2006-06-09 18:22:30 +00:00 · 2006-06-09 18:22:30 +00:00 · 71b169b8c4
commit 71b169b8c4
parent a9ab79a844
1 changed files with 49 additions and 0 deletions
--- a/src/lread.c
+++ b/src/lread.c
@ -1764,6 +1764,9 @@ read_escape (readcharfun, stringp, byterep)
     int *byterep;
 {
  register int c = READCHAR;
+  /* \u allows up to four hex digits, \U up to eight. Default to the
+     behaviour for \u, and change this value in the case that \U is seen. */
+  int unicode_hex_count = 4;

  *byterep = 0;

@ -1928,6 +1931,52 @@ read_escape (readcharfun, stringp, byterep)
 	return i;
      }

+    case 'U':
+      /* Post-Unicode-2.0: Up to eight hex chars.  */
+      unicode_hex_count = 8;
+    case 'u':
+
+      /* A Unicode escape.
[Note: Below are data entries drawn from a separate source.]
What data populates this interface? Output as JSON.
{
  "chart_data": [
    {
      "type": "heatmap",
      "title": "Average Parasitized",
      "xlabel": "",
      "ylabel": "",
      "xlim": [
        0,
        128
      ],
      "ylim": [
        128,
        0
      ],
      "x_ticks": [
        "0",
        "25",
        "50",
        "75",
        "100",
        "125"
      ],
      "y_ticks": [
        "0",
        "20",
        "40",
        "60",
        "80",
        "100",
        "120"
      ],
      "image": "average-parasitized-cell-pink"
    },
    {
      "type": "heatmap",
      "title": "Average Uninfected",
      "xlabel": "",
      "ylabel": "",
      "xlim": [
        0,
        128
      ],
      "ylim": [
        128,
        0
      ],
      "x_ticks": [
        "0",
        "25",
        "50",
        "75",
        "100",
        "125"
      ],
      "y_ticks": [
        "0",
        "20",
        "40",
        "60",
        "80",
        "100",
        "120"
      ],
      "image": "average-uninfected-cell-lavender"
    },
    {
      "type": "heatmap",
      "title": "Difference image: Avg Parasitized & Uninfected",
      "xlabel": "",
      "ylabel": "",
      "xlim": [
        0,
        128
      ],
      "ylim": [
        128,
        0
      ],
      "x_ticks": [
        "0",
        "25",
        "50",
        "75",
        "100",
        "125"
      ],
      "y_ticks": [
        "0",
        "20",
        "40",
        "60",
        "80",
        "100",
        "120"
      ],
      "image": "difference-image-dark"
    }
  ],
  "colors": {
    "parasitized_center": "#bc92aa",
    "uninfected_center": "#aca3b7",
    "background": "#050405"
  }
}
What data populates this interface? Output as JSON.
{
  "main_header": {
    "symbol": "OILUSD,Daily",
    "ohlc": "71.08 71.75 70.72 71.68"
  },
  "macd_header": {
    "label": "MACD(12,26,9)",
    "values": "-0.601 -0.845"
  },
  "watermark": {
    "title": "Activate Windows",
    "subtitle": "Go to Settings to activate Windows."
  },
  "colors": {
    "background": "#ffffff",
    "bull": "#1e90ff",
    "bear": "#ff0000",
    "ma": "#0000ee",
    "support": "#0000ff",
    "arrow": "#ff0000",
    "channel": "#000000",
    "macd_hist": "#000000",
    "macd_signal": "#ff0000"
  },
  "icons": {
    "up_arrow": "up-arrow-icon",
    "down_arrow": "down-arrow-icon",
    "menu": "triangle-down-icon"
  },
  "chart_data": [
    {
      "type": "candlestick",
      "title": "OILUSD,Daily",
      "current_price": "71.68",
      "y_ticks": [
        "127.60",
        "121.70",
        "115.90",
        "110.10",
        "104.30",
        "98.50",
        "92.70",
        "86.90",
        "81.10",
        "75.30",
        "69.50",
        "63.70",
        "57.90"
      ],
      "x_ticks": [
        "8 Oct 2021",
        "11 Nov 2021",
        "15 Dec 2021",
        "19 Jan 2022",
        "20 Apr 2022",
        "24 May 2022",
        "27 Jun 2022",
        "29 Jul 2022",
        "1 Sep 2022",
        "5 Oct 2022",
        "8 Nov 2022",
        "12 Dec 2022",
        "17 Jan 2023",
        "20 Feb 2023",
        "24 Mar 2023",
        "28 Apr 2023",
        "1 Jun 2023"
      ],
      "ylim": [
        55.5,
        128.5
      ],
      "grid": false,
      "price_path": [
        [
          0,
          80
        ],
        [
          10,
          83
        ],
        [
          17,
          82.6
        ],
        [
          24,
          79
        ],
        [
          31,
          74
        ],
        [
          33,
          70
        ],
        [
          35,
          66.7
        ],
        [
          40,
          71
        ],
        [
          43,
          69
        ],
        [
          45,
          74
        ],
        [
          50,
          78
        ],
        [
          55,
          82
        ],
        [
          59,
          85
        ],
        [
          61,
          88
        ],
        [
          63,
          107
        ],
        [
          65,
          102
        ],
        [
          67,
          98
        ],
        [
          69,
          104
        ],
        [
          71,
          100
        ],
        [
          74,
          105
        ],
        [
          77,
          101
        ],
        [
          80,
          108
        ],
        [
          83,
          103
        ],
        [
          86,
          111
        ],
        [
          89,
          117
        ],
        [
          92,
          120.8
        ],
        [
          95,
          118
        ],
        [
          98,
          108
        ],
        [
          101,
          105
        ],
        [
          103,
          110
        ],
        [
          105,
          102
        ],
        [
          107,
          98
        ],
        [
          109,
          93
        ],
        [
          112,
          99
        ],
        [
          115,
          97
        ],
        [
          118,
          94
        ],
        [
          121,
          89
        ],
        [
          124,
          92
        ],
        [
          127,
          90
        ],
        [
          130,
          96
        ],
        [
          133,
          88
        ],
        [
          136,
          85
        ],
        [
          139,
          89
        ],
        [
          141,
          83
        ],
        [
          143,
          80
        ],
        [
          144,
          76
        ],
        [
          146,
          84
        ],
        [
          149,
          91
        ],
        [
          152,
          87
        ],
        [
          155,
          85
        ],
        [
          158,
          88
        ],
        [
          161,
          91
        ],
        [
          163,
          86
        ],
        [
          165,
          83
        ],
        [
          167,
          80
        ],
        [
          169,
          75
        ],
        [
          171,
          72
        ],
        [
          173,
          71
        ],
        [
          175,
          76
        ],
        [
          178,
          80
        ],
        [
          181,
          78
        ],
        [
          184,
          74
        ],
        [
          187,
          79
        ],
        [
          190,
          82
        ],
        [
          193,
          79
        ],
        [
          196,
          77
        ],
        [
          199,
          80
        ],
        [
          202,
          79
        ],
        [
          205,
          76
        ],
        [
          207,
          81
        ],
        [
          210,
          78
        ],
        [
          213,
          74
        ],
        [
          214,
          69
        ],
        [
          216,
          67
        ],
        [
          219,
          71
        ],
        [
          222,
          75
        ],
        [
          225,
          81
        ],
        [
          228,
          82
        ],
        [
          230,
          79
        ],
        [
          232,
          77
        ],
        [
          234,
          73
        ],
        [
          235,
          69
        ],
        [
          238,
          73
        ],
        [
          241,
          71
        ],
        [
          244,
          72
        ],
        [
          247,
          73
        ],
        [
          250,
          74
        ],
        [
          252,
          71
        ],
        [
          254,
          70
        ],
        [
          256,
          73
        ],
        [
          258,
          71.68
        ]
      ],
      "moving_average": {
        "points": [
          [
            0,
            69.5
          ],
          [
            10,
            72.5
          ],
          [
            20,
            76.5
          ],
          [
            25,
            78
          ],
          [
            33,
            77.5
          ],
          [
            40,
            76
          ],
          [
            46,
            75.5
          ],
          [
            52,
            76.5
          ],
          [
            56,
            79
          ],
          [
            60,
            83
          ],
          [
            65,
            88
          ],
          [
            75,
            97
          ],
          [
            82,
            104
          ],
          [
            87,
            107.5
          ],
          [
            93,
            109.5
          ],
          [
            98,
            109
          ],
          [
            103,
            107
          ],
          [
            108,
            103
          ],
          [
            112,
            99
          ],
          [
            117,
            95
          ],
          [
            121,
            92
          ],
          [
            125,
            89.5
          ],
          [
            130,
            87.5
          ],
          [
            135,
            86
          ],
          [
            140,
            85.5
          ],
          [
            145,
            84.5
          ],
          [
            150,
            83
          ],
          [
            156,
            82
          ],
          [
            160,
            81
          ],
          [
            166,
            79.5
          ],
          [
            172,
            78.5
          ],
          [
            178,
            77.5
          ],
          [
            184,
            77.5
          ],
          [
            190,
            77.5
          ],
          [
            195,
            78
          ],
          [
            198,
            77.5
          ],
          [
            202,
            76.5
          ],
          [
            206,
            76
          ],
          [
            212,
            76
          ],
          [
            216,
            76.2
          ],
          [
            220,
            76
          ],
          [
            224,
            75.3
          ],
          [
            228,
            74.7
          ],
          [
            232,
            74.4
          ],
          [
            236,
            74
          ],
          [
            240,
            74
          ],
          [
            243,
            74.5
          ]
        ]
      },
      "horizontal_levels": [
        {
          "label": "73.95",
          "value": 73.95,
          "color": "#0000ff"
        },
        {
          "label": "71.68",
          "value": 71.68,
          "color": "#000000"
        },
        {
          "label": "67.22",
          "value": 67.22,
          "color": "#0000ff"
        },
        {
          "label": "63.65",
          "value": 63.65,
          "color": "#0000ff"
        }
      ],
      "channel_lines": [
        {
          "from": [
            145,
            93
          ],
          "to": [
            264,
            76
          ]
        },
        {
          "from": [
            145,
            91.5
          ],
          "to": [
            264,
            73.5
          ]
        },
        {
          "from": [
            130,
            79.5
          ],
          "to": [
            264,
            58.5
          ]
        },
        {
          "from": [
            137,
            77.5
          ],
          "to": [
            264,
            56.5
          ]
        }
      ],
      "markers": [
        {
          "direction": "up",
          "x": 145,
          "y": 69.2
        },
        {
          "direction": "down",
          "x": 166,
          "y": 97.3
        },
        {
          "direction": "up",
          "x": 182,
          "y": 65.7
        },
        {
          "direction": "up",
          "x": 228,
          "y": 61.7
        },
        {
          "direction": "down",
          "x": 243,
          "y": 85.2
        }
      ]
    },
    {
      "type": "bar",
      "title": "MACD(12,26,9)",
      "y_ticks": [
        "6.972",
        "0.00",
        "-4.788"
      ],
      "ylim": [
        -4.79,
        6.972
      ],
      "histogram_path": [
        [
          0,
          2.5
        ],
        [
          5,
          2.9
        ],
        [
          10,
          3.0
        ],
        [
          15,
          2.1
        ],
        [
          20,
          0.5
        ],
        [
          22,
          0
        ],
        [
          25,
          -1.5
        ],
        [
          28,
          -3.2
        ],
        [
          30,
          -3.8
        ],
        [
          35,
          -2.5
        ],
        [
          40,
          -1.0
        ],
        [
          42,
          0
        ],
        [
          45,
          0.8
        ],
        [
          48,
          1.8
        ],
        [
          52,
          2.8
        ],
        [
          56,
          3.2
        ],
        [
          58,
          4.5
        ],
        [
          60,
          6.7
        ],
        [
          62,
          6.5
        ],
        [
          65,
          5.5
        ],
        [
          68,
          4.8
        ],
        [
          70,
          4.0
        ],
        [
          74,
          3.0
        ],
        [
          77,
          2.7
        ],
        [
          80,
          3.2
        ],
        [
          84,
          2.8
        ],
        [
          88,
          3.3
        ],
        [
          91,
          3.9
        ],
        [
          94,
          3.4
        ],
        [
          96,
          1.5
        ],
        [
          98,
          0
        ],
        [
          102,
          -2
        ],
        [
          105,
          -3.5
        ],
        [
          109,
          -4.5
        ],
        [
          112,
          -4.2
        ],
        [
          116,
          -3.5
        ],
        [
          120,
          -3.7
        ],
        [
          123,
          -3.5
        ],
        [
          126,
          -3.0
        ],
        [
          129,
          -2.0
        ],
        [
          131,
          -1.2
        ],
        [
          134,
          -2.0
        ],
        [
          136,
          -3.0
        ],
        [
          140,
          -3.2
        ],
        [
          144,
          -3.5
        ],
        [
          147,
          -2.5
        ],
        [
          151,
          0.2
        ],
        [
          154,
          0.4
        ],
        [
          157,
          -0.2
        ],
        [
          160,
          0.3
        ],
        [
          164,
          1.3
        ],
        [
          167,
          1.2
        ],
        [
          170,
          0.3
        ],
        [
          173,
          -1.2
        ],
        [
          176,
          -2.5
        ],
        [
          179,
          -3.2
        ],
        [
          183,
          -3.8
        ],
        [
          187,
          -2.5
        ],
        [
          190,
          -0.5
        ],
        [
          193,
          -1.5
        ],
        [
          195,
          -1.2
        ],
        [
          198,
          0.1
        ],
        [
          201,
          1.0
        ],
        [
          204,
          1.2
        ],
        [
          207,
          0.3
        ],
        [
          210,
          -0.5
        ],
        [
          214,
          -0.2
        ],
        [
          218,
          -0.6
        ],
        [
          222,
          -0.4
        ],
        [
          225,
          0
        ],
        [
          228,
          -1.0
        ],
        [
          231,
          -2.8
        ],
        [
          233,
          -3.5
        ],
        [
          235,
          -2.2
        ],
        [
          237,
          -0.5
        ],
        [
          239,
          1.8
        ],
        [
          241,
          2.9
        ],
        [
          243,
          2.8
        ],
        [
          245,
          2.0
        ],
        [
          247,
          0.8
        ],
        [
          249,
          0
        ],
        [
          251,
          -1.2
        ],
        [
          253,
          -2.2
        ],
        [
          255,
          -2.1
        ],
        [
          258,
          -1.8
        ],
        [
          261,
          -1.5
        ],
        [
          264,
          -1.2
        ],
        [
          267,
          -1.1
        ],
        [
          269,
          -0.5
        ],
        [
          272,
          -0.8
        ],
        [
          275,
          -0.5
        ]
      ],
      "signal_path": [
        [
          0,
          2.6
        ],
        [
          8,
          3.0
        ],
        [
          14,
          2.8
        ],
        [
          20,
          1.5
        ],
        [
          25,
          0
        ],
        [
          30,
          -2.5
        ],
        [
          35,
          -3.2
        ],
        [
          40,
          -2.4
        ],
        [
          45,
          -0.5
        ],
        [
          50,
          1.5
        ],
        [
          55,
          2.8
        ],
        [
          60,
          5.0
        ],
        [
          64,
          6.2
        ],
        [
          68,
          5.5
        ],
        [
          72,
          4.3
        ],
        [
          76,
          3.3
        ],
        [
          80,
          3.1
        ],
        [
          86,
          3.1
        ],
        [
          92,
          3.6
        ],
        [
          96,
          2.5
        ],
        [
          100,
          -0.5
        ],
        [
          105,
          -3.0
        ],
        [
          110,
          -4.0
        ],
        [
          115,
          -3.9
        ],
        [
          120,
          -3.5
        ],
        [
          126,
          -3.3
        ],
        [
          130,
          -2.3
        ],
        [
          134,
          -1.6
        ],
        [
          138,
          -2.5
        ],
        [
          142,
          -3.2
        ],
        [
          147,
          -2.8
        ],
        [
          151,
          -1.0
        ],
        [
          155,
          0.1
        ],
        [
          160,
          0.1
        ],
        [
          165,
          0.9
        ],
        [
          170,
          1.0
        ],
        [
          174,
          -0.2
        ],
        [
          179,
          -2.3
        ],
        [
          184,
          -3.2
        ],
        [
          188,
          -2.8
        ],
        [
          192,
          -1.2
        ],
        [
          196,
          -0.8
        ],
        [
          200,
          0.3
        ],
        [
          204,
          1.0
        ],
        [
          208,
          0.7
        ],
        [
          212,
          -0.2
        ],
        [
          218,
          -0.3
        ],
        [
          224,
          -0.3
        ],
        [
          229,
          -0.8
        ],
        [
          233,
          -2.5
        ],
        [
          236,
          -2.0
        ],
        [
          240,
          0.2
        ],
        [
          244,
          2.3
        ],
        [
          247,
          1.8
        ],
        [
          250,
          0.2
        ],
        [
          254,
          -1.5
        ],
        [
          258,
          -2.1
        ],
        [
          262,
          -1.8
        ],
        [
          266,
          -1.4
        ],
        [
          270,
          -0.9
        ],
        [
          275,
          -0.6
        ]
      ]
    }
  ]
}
We only permit them in strings and characters,
+	 not arbitrarily in the source code, as in some other languages.  */
+      {
+	int i = 0;
+	int count = 0;
+	Lisp_Object lisp_char;
+	struct gcpro gcpro1;
+
+	while (++count <= unicode_hex_count)
+	  {
+	    c = READCHAR;
+	    /* isdigit(), isalpha() may be locale-specific, which we don't
+	       want. */
+	    if      (c >= '0' && c <= '9')  i = (i << 4) + (c - '0');
+	    else if (c >= 'a' && c <= 'f')  i = (i << 4) + (c - 'a') + 10;
+            else if (c >= 'A' && c <= 'F')  i = (i << 4) + (c - 'A') + 10;
+	    else
+	      {
+		error ("Non-hex digit used for Unicode escape");
+		break;
+	      }
+	  }
+
+	GCPRO1 (readcharfun);
+	lisp_char = call2(intern("decode-char"), intern("ucs"),
+			  make_number(i));
+	UNGCPRO;
+
+	if (EQ(Qnil, lisp_char))
+	  {
+	    /* This is ugly and horrible and trashes the user's data.  */
+	    XSETFASTINT (i, MAKE_CHAR (charset_katakana_jisx0201,
+				       34 + 128, 46 + 128));
+            return i;
+	  }
+	else
+	  {
+	    return XFASTINT (lisp_char);
+	  }
+      }
+
    default:
      if (BASE_LEADING_CODE_P (c))
 	c = read_multibyte (c, readcharfun);